Può sembrare una storia minima di fronte alla devastazione che l’esercito israeliano ha fatto negli ultimi sei mesi contro i civili palestinesi della Striscia di Gaza. Ma, per quanto riguardi una sola persone, questa storia è l’emblema della crudeltà delle autorità israeliane.
La settimana scorsa Walid Daqqah, 62 anni, il palestinese da più tempo nelle carceri israeliane, è morto di cancro. Le autorità israeliane sono rimaste sorde di fronte ai tanti appelli affinché, dopo che nel 2022 gli era stato diagnosticato un tumore al midollo osseo, il prigioniero potesse essere rimesso in libertà per ragioni umanitarie e trascorrere gli ultimi giorni della sua vita in famiglia.
Arrestato il 25 marzo 1986, quando aveva 24 anni, Walid Daqqah venne processato un anno dopo e condannato all’ergastolo per aver comandato – un’accusa da lui sempre negata – un gruppo armato affiliato al Fronte popolare per la liberazione della Palestina che, nel 1984, aveva rapito e ucciso il soldato israeliano Moshe Tamam. Tanto per essere chiari, un crimine di guerra. La condanna venne emessa sulla base di una legge di emergenza del 1945, risalente al mandato britannico.
Nel 2012 la pena venne commutata in 37 anni di carcere. Decorrendo dall’anno dell’arresto, sarebbe pertanto scaduta nel marzo 2023. Sarebbe, appunto. Perché, già diagnosticato malato terminale, Walid Daqqah era stato nel frattempo condannato ad altri due anni per aver fatto entrare telefoni cellulari nella prigione. Fine pena, dunque, marzo 2025. Walid Daqqah non c’è arrivato.
Non solo, ma dal 7 ottobre la sua vita e quella dei suoi familiari sono diventate un inferno.
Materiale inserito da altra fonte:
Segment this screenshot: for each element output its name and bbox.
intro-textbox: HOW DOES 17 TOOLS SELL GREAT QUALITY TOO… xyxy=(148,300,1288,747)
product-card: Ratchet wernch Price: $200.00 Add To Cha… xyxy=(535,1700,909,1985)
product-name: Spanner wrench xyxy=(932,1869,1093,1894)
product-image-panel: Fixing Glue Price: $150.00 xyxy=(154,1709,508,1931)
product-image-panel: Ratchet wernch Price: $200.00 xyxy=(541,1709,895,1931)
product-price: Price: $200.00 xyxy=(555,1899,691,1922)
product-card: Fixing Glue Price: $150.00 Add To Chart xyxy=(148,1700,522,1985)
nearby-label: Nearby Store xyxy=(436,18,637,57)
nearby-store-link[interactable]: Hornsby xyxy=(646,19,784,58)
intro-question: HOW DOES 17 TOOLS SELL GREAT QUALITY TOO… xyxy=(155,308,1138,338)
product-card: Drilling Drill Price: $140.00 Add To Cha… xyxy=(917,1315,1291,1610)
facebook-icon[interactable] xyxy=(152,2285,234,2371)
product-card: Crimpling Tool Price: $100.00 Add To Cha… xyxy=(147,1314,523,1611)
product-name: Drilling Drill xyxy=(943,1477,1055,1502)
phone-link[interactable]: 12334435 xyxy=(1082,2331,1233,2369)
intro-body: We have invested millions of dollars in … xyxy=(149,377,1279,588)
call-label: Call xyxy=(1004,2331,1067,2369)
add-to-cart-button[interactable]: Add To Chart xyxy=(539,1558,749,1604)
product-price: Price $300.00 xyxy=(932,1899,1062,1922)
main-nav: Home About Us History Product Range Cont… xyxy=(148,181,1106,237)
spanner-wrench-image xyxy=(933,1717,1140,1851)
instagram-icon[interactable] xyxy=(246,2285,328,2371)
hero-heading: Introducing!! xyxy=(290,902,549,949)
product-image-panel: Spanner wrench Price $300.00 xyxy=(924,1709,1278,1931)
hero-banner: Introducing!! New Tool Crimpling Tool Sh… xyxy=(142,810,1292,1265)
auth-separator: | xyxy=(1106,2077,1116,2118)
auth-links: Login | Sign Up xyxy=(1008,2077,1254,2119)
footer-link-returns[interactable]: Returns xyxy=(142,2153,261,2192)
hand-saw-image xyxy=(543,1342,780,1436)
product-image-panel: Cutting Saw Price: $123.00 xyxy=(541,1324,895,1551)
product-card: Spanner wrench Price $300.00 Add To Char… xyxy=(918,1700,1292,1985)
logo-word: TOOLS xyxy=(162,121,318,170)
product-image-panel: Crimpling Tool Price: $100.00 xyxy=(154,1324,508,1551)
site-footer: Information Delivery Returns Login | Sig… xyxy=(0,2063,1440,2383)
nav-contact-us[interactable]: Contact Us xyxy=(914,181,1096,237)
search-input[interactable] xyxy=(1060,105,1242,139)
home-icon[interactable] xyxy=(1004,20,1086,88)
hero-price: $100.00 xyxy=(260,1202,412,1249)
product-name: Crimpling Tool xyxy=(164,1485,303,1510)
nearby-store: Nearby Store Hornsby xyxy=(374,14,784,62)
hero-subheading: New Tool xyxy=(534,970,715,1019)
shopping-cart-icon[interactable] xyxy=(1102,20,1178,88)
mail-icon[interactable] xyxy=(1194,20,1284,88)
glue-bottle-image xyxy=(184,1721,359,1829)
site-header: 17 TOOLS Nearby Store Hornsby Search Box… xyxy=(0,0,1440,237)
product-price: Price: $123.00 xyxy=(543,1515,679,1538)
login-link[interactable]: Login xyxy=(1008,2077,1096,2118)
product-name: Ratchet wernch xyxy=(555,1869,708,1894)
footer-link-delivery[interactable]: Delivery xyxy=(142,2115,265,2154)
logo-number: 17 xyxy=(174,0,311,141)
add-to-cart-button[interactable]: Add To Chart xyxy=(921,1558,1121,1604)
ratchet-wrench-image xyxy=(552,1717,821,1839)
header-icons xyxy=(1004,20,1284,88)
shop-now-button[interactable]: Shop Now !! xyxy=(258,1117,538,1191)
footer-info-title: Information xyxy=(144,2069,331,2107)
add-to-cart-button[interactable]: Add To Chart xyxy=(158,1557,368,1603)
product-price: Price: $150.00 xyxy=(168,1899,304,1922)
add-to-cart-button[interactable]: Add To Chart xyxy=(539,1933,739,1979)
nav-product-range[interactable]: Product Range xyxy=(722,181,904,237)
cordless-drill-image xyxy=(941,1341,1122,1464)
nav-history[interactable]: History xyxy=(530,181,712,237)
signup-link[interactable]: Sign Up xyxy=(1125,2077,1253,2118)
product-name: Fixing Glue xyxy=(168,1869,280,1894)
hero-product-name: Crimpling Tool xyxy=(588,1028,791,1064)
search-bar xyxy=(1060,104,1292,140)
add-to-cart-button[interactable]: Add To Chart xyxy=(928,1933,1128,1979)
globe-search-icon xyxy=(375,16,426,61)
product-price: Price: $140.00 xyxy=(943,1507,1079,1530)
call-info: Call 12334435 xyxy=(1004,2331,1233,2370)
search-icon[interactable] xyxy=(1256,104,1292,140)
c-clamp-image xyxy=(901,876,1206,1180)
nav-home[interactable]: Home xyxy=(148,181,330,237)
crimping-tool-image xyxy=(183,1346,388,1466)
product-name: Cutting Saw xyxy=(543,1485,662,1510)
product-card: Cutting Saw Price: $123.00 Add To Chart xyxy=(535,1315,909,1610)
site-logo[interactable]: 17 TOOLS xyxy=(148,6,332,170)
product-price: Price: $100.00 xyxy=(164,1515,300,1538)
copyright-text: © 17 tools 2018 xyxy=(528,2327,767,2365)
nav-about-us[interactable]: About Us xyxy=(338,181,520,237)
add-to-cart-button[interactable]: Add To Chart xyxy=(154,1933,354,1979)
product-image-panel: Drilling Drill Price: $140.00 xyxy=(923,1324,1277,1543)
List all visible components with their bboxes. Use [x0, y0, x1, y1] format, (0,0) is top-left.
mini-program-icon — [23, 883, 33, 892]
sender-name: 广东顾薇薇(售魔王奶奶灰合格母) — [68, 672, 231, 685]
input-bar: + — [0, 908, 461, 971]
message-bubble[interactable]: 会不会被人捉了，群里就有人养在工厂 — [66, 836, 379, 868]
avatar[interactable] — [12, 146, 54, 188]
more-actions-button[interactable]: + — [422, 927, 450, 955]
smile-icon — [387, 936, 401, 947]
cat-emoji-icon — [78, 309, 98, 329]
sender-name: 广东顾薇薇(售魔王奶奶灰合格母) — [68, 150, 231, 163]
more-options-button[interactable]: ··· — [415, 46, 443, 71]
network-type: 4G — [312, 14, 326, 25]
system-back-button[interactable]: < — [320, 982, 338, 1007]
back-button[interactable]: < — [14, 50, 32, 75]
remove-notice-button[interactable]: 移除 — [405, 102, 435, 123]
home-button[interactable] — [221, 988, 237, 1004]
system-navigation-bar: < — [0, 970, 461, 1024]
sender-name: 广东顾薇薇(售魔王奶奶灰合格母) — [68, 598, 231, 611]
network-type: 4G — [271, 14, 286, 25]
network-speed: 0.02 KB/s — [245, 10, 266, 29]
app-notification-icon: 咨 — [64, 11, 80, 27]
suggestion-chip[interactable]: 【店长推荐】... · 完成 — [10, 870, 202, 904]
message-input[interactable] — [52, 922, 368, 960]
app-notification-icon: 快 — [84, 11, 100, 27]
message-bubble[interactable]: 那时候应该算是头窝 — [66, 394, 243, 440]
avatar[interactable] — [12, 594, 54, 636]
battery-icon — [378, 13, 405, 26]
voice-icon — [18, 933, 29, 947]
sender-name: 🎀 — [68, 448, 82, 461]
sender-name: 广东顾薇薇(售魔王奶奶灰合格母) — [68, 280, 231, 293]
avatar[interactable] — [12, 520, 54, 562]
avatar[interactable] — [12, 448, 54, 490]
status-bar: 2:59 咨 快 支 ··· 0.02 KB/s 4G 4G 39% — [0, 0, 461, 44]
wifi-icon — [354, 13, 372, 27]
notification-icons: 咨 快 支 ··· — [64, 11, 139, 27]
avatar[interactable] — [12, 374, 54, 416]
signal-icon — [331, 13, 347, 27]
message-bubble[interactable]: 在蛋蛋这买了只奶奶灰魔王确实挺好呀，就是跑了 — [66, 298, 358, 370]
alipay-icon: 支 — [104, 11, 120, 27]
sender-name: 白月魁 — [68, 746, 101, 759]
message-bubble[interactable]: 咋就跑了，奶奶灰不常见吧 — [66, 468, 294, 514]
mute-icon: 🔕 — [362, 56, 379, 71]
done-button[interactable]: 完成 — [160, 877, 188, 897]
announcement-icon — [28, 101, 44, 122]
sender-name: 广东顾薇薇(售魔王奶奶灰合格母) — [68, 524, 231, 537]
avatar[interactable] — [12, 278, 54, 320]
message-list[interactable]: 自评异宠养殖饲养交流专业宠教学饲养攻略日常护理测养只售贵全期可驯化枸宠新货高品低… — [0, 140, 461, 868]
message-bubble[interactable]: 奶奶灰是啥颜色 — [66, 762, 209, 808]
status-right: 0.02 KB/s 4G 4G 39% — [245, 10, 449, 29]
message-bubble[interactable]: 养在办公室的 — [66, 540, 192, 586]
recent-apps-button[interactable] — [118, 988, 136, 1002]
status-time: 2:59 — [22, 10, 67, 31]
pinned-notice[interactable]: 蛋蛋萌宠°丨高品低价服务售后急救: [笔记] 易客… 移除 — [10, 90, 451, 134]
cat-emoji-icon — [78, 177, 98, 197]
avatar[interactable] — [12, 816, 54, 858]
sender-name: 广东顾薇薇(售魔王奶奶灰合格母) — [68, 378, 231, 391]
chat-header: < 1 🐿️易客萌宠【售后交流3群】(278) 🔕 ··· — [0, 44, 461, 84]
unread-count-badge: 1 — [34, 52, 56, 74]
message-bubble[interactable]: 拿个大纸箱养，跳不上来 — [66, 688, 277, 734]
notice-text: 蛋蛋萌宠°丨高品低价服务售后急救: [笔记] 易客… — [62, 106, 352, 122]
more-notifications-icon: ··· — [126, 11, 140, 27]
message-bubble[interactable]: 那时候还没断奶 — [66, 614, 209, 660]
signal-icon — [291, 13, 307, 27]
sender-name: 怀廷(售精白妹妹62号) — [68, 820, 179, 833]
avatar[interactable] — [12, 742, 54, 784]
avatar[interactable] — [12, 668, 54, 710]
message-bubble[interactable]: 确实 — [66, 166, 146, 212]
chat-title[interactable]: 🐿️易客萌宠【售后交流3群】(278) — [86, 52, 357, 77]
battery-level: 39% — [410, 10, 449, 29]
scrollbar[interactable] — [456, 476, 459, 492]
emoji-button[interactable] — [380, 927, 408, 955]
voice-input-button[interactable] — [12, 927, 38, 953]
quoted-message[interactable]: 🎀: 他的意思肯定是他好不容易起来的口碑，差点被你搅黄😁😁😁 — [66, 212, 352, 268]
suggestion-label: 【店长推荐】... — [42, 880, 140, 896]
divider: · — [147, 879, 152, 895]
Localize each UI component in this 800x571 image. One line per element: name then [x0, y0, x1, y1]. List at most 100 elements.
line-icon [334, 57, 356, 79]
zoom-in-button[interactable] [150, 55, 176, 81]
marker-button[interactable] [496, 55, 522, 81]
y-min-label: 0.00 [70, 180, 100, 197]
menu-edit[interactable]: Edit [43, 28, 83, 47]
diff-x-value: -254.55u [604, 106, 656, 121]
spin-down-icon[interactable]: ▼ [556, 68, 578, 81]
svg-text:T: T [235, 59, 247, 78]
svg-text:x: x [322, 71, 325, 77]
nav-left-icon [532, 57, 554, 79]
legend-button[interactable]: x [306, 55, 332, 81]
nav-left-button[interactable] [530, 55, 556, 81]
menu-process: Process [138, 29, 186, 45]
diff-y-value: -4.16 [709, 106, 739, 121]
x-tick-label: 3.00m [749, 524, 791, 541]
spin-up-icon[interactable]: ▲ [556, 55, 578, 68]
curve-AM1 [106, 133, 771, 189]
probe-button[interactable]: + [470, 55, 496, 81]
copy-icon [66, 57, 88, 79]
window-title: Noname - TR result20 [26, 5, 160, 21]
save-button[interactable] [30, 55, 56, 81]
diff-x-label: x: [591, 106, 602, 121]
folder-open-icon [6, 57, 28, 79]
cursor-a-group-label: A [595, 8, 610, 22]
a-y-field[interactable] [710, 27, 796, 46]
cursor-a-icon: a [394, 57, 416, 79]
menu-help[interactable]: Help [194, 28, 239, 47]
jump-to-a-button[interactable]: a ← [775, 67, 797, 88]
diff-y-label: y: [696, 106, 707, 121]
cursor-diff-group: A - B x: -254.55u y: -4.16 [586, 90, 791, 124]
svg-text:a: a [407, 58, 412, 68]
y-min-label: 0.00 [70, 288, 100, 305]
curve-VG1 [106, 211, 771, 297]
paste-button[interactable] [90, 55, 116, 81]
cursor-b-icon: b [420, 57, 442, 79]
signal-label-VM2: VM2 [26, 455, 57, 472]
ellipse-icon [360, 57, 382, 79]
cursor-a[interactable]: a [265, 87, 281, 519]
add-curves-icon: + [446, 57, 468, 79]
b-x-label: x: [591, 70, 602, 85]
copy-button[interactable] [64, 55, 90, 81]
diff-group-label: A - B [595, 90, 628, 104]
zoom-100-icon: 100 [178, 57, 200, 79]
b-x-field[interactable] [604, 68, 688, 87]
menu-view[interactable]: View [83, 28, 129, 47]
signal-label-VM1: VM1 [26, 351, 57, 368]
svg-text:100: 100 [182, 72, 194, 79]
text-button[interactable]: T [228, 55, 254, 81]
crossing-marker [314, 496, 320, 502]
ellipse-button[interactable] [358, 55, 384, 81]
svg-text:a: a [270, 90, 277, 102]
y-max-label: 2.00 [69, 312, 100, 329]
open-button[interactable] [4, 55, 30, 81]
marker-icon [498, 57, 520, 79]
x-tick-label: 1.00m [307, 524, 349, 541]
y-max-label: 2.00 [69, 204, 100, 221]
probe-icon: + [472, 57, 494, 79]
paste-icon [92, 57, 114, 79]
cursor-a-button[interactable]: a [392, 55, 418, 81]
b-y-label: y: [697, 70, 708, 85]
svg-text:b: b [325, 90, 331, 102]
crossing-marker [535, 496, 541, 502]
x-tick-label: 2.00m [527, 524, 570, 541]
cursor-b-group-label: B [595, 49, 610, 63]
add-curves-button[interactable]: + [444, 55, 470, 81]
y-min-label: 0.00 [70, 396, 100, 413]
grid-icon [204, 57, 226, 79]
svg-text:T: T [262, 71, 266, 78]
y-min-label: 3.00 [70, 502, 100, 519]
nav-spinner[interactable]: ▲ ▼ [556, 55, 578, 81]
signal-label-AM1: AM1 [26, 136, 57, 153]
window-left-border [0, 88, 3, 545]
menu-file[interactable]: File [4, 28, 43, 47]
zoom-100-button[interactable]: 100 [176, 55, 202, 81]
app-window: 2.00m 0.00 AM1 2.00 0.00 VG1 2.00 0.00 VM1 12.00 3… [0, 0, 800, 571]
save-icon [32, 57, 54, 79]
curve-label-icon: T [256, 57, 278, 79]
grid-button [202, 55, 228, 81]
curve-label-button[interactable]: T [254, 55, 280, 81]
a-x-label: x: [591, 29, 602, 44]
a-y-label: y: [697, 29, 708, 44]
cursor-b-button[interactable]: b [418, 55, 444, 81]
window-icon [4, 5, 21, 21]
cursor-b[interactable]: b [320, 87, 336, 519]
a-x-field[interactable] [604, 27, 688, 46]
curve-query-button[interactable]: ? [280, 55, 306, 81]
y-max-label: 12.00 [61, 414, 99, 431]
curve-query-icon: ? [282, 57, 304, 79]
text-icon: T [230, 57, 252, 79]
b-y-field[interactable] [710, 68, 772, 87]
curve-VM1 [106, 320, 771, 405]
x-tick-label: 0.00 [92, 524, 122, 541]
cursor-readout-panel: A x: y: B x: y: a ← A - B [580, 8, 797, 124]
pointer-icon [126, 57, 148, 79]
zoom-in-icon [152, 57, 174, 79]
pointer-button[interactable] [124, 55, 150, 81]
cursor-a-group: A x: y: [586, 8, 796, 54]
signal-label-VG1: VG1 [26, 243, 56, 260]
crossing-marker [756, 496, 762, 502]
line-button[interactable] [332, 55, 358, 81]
Negli ultimi sei mesi di vita, Walid Daqqah non ha potuto fare neanche una telefonata alla moglie, Sanaa Salameh, alla quale ovviamente è stato negato anche l’ultimo abbraccio al marito. Walid Daqqah non ha potuto vedere per l’ultima volta neanche la piccola Milad, nata quattro anni prima grazie al seme fatto uscire dal carcere.
Durante quasi quattro decenni trascorsi in prigionia, Walid Daqqah è stato un mentore e un educatore per generazioni di prigionieri palestinesi. Ha scritto saggi, un testo teatrale e letteratura per ragazzi. Una sua frase: “L’amore è la mia modesta e unica vittoria contro il mio carceriere”.